The above script creates a Map called globals and assigns to it a key/value pair. The key is g and its value is a TraversalSource generated from graph, which was configured for Gremlin Server in its configuration file. At this point, there are now two global variables available to scripts provided to Gremlin Server - graph and g.

At this point, Gremlin Server is configured and can be used to connect to a new or existing JanusGraph database. To start the server:

$ bin/gremlin-server.sh conf/gremlin-server-janusgraph.yaml
[INFO] GremlinServer -
         \,,,/
         (o o)
-----oOOo-(3)-oOOo-----

[INFO] GremlinServer - Configuring Gremlin Server from conf/gremlin-server-janusgraph.yaml
[INFO] MetricManager - Configured Metrics Slf4jReporter configured with interval=180000ms and loggerName=org.apache.tinkerpop.gremlin.server.Settings$Slf4jReporterMetrics
[INFO] GraphDatabaseConfiguration - Set default timestamp provider MICRO
[INFO] GraphDatabaseConfiguration - Generated unique-instance-id=7f0000016240-ubuntu1
[INFO] Backend - Initiated backend operations thread pool of size 8
[INFO] KCVSLog$MessagePuller - Loaded unidentified ReadMarker start time 2015-10-02T12:28:24.411Z into org.janusgraph.diskstorage.log.kcvs.KCVSLog$MessagePuller@35399441
[INFO] GraphManager - Graph [graph] was successfully configured via [conf/janusgraph.properties].
[INFO] ServerGremlinExecutor - Initialized Gremlin thread pool.  Threads in pool named with pattern gremlin-*
[INFO] ScriptEngines - Loaded gremlin-groovy ScriptEngine
[INFO] GremlinExecutor - Initialized gremlin-groovy ScriptEngine with scripts/janusgraph.groovy
[INFO] ServerGremlinExecutor - Initialized GremlinExecutor and configured ScriptEngines.
[INFO] ServerGremlinExecutor - A GraphTraversalSource is now bound to [g] with graphtraversalsource[standardjanusgraph[berkeleyje:db/berkeley], standard]
[INFO] AbstractChannelizer - Configured application/vnd.gremlin-v3.0+gryo with org.apache.tinkerpop.gremlin.driver.ser.GryoMessageSerializerV3d0
[INFO] AbstractChannelizer - Configured application/vnd.gremlin-v3.0+gryo-stringd with org.apache.tinkerpop.gremlin.driver.ser.GryoMessageSerializerV3d0
[INFO] GremlinServer$1 - Gremlin Server configured with worker thread pool of 1, gremlin pool of 8 and boss thread pool of 1.
[INFO] GremlinServer$1 - Channel started at port 8182.

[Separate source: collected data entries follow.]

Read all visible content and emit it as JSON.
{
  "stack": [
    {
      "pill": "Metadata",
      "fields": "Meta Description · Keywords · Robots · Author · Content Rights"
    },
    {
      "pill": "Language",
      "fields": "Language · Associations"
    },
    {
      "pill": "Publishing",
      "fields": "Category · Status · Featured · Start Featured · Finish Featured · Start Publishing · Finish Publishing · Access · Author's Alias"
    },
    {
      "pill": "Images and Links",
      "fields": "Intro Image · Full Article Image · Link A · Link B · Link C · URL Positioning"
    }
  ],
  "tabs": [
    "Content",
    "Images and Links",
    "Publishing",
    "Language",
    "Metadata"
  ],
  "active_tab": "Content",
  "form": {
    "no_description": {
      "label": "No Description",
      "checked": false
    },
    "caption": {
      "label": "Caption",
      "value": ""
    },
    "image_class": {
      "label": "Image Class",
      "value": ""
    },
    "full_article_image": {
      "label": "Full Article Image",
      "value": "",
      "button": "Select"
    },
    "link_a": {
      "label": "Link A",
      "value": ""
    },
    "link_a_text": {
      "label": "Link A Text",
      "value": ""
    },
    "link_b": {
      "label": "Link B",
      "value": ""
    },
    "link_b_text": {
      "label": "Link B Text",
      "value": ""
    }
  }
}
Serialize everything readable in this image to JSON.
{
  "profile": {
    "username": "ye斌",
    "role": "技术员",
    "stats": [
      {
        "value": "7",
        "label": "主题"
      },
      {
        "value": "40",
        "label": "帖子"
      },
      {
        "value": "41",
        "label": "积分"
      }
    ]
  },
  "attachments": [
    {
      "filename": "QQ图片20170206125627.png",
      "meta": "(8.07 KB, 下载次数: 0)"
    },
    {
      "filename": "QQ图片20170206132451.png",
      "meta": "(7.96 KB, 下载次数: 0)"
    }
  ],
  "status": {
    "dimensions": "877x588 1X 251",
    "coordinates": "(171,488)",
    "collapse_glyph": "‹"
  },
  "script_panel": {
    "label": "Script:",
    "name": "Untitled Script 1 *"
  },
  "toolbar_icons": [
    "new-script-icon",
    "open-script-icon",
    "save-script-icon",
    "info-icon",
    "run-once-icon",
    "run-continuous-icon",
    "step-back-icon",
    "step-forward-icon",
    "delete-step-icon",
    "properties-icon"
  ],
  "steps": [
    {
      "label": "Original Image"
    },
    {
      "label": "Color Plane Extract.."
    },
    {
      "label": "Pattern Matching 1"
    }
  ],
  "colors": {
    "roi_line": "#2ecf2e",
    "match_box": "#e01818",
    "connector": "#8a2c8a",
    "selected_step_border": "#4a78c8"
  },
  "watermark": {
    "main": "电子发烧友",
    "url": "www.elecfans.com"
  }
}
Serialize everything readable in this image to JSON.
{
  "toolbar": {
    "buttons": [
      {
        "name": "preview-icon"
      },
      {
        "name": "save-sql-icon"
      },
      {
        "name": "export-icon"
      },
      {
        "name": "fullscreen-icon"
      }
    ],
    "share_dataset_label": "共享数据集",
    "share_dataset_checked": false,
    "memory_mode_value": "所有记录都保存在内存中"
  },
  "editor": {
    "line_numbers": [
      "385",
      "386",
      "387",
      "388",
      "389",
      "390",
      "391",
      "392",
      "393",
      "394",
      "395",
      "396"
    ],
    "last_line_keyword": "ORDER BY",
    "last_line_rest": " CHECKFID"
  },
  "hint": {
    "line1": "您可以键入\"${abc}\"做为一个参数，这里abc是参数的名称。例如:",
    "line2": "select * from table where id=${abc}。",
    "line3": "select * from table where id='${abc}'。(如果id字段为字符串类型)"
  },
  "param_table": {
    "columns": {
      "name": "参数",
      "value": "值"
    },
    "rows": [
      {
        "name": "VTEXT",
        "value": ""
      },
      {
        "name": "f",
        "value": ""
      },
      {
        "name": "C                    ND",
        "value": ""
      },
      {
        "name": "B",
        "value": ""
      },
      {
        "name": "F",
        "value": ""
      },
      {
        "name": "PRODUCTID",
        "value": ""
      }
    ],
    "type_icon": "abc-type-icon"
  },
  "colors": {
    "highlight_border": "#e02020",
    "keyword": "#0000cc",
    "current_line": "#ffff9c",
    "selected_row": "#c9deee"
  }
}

The following section explains how to connect to the running server.

7.6.4.1. Connecting to JanusGraph via Gremlin Server

Gremlin Server will be ready to listen for WebSocket connections when it is started. The easiest way to test the connection is with Gremlin Console.

Follow the instructions here Section 7.1.1.1, “Connecting to Gremlin Server” to verify the Gremlin Server is working.

[Important]Important

A difference you should understand is that when working with JanusGraph Server, the Gremlin Console is started from underneath the JanusGraph distribution and when following the test instructions here for a standalone Gremlin Server, the Gremlin Console is started from under the TinkerPop distribution.

GryoMapper mapper = GryoMapper.build().addRegistry(JanusGraphIoRegistry.INSTANCE).create();
Cluster cluster = Cluster.build().serializer(new GryoMessageSerializerV3d0(mapper)).create();
Client client = cluster.connect();
client.submit("g.V()").all().get();

By adding the JanusGraphIoRegistry to the org.apache.tinkerpop.gremlin.driver.ser.GryoMessageSerializerV3d0, the driver will know how to properly deserialize custom data types returned by JanusGraph.

7.7. Extending JanusGraph Server

It is possible to extend Gremlin Server with other means of communication by implementing the interfaces that it provides and leverage this with JanusGraph. See more details in the appropriate TinkerPop documentation.